At times, I’ve been known to laugh at a well-delivered racist joke. The sheer amount of joy one can derive from the multifaceted hilarity that invokes both the bizarreness of racial stereotypes and the absurdity of believing in them is difficult to quantify. Through my high school years, my friends and I reveled in this type of humor (although we obviously found other sources of amusement). This was the extent to which we talked about issues of diversity.

Before you jump to conclusions, let me clarify a few things. I went to a public high school in Fairfax County, Va. with a predominately middle-class student body. No single racial or ethnic group claimed more than about a third of the population of about two thousand. In our library some 60 or so flags testified to the national origins of the student body (many of whom were recent immigrants or exchange students from Europe, Africa and Asia). The neighborhoods we came from were likewise pluralistic.

Without trying, my high school was far more diverse than Yale has ever been — both ethnically and socioeconomically. Accordingly, and without any effort on my part, I regularly hung out with people who hailed from all but one inhabited continent. I happened to be one of the black kids in my social group of multifarious color, but it was not something I regularly thought about. I have not since been in such a diverse environment, although I would hazard a guess that Yale aspires, at least rhetorically, to achieve a similar vision.

Having grown up in a world in which diversity was simply a fact of life, I was deeply troubled by Benjamin Miller’s article “Making Diversity Real” (Oct. 22). Aside from the unfounded (and I dare say false) claim that “minorities receive few provisions for their comfort” at Yale, there is the even odder contention that Russians at Yale should be “proudly Russian, not culturally American.” As it happens, one of my best friends at Yale is a Russian national who has spent much of his life in the U.S. He speaks unaccented English and some French and easily passes for American in any context (including when he came home with me freshman year and met my high school friends over Spring Break).

Still, my assimilated friend is fluent in his native tongue and voted in the most recent Russian elections. Does this make him a proud Russian? I don’t know, and frankly, I don’t care. What matters to me, is that this Russian American (he is both) is my friend, has been so for a couple years, and I value our friendship.

In short, I care about him as an individual with his own thoughts, mannerism, idiosyncrasies and issues. In this same capacity, I care about all my friends from Bangladesh, Britain, Germany, Pakistan, Iran, Jordan, Brazil, the American North and wherever else in the world. I don’t expect these people to be “proudly” or “authentically” anything except individuals worth knowing and becoming friends with.

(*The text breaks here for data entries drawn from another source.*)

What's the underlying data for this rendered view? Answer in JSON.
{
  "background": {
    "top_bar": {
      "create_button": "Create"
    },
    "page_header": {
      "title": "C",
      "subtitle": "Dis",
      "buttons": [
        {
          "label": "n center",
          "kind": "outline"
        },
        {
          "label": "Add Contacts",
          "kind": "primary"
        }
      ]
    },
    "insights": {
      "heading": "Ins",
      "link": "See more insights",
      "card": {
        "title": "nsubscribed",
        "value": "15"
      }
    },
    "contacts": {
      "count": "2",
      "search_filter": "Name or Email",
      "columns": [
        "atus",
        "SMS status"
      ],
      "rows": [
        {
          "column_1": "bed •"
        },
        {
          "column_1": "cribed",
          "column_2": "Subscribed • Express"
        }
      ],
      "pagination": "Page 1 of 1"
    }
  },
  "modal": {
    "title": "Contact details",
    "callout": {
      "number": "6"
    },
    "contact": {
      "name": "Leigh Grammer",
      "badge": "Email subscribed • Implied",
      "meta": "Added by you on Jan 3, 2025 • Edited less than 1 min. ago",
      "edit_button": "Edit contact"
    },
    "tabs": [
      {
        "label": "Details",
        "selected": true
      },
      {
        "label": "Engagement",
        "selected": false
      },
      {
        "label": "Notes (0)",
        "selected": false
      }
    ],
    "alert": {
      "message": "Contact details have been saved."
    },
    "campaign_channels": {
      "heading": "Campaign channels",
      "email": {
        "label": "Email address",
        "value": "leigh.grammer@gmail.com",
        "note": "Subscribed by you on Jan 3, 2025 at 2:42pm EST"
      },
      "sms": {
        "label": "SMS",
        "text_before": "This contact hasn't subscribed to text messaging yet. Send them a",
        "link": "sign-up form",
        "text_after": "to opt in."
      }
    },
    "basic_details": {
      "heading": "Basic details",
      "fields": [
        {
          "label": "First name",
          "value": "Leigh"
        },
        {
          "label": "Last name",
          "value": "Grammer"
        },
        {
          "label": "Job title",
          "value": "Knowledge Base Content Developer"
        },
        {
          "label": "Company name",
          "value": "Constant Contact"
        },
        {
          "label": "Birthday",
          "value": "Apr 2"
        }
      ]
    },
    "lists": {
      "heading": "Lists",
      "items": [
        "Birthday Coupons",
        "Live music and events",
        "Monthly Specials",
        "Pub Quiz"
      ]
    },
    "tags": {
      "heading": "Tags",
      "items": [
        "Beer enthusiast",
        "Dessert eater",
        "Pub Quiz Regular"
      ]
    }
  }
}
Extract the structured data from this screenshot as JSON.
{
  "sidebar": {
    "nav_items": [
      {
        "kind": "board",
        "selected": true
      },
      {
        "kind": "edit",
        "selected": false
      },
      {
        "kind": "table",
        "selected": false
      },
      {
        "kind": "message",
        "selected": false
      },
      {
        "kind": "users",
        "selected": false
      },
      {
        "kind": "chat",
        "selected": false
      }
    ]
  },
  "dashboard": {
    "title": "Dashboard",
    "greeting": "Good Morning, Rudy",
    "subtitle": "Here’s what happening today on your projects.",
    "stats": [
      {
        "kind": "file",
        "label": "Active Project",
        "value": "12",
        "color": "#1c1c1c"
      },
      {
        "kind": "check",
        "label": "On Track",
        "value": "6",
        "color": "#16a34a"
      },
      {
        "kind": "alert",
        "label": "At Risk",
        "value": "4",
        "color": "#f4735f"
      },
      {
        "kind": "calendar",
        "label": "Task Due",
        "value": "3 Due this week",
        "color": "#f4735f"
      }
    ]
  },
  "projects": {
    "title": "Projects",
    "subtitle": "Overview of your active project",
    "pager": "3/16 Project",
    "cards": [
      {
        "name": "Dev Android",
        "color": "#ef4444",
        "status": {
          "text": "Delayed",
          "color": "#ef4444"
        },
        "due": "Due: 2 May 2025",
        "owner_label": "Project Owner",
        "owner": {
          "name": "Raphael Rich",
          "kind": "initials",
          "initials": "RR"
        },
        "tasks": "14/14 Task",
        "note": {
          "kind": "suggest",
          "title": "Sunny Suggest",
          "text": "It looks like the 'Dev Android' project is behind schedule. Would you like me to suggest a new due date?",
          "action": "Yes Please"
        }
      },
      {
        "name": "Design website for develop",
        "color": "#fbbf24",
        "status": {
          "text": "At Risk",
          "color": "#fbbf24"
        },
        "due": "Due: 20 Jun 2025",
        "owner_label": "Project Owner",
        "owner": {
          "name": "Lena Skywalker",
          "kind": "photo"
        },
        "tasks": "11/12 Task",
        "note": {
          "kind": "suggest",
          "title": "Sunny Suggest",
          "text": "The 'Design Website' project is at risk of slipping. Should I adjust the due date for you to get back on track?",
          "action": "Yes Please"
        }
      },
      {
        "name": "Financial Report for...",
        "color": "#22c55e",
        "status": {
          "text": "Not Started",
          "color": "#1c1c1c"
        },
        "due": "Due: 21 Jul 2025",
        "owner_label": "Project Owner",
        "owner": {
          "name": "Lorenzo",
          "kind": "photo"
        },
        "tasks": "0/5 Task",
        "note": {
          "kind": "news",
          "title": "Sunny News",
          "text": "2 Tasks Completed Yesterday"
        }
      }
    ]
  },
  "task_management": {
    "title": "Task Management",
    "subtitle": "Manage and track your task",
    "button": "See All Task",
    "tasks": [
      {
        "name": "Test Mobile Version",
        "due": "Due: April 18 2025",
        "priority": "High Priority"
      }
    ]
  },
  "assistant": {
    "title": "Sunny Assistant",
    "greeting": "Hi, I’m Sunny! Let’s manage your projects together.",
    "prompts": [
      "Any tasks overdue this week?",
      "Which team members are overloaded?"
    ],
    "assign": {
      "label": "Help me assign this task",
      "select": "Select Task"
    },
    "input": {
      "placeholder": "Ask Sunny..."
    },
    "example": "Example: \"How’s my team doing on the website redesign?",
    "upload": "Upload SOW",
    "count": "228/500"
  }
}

In my experience, diversity is, in part, about assimilation, and that this is a good thing or, at worst, something neutral. What my childhood taught me is that the essence of diversity is the removal of people from the category of “other”. It is operating on the presumption of common ground, or the possibility of it, with individuals, regardless of their background or identity traits.

I see diversity flourishing when my friends and I share musical tastes, movie nights and rock climbing adventures. I see it in intense philosophical discussions and even vigorous arguments. I see the value when we bicker, when we reconcile, when we share different experiences and ultimately realize that we’re not so different and that there are more interesting things to talk about than social constructs we’re apparently supposed to buy into. We all contribute to this assimilated culture, and we all may take pride in it. There is no us versus them at stake here, and that’s exactly the point.

The value of diversity is being able to laugh at our similarities, our differences, how far we’ve come, and how far we have yet to go.

Anthony LeCounte is a junior in Timothy Dwight College.